Thankfully, chronic COVID-19 infections appear relatively rare, doctors say, but they are also important to study. “New variants are still a threat,” says Ravindra Gupta, an infectious disease specialist at the University of Cambridge, and “chronic infection is what drives” at least some of them. Work by Gupta suggests the Alpha variant, which surged in the United Kingdom in December 2020 before spreading elsewhere, may have first appeared in an immune-compromised individual. Furthermore, Gupta and his team reported, convalescent plasma that patient received, which is rich in antibodies, appeared to drive viral evolution. Nussenblatt’s patient received convalescent plasma as well, both when she first got sick and this spring, when her symptoms worsened again.

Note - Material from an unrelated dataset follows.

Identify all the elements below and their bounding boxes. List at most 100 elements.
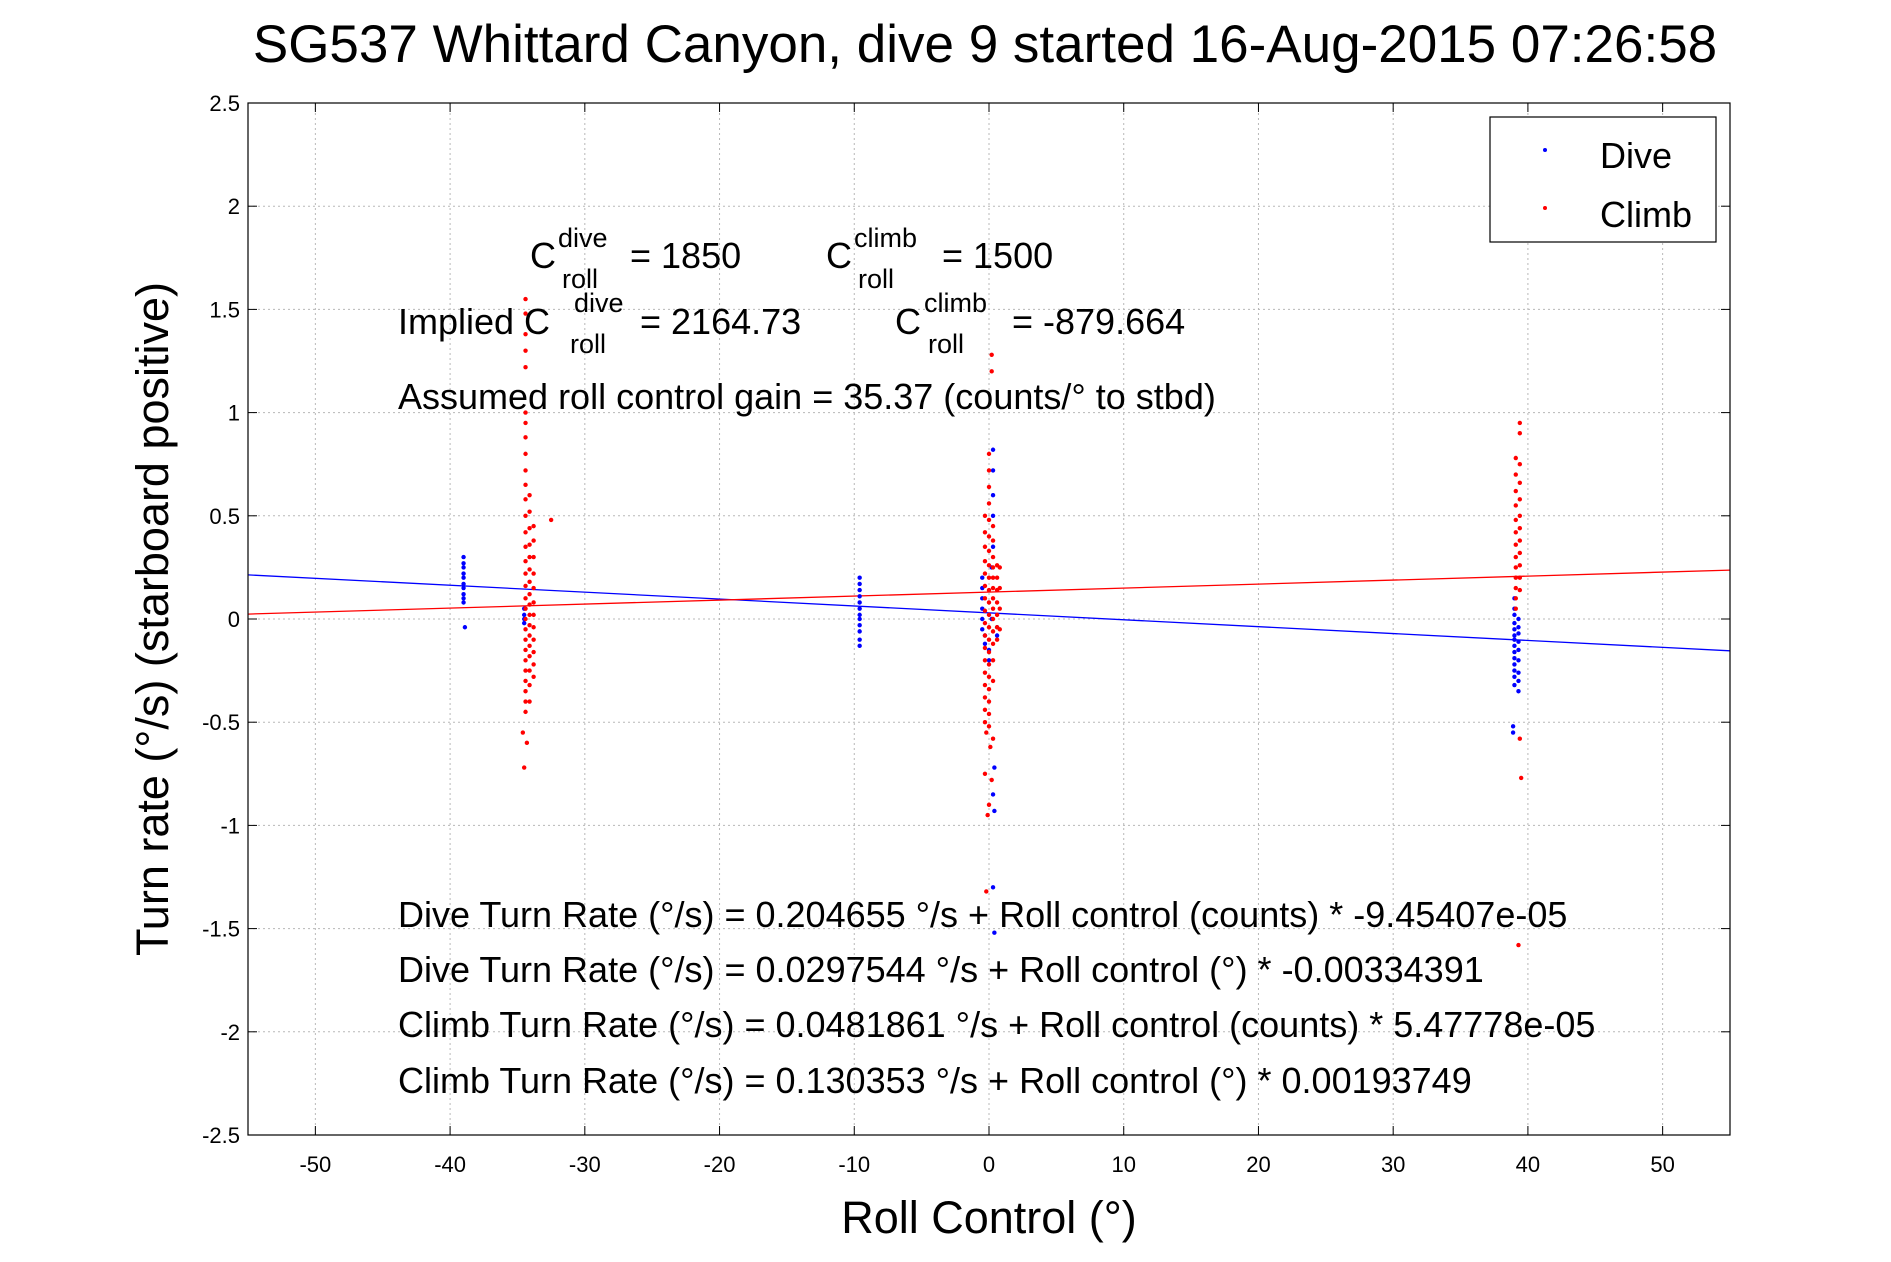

For Gupta, an important question is whether monoclonal antibody therapies, which are now recommended as a treatment for COVID-19 in high-risk patients, can also speed viral evolution in immune-compromised people. It’s “very important to limit the potential of these immune-compromised patients getting infected” in the first place, Gupta says—both to protect them from the risk of severe infection and to reduce the likelihood of new viral variants arising.

As for Nussenblatt’s patient, her story has a happy ending. After a second hospitalization and more treatment, her lungs improved and blood markers of inflammation dropped. Since April, she’s had multiple negative COVID-19 tests, and those, combined with the easing of symptoms, convinced Nussenblatt that “the infection is gone.” Nussenblatt Facetimed with her patient in early summer. “She was walking on the beach,” Nussenblatt says, no oxygen tube in sight.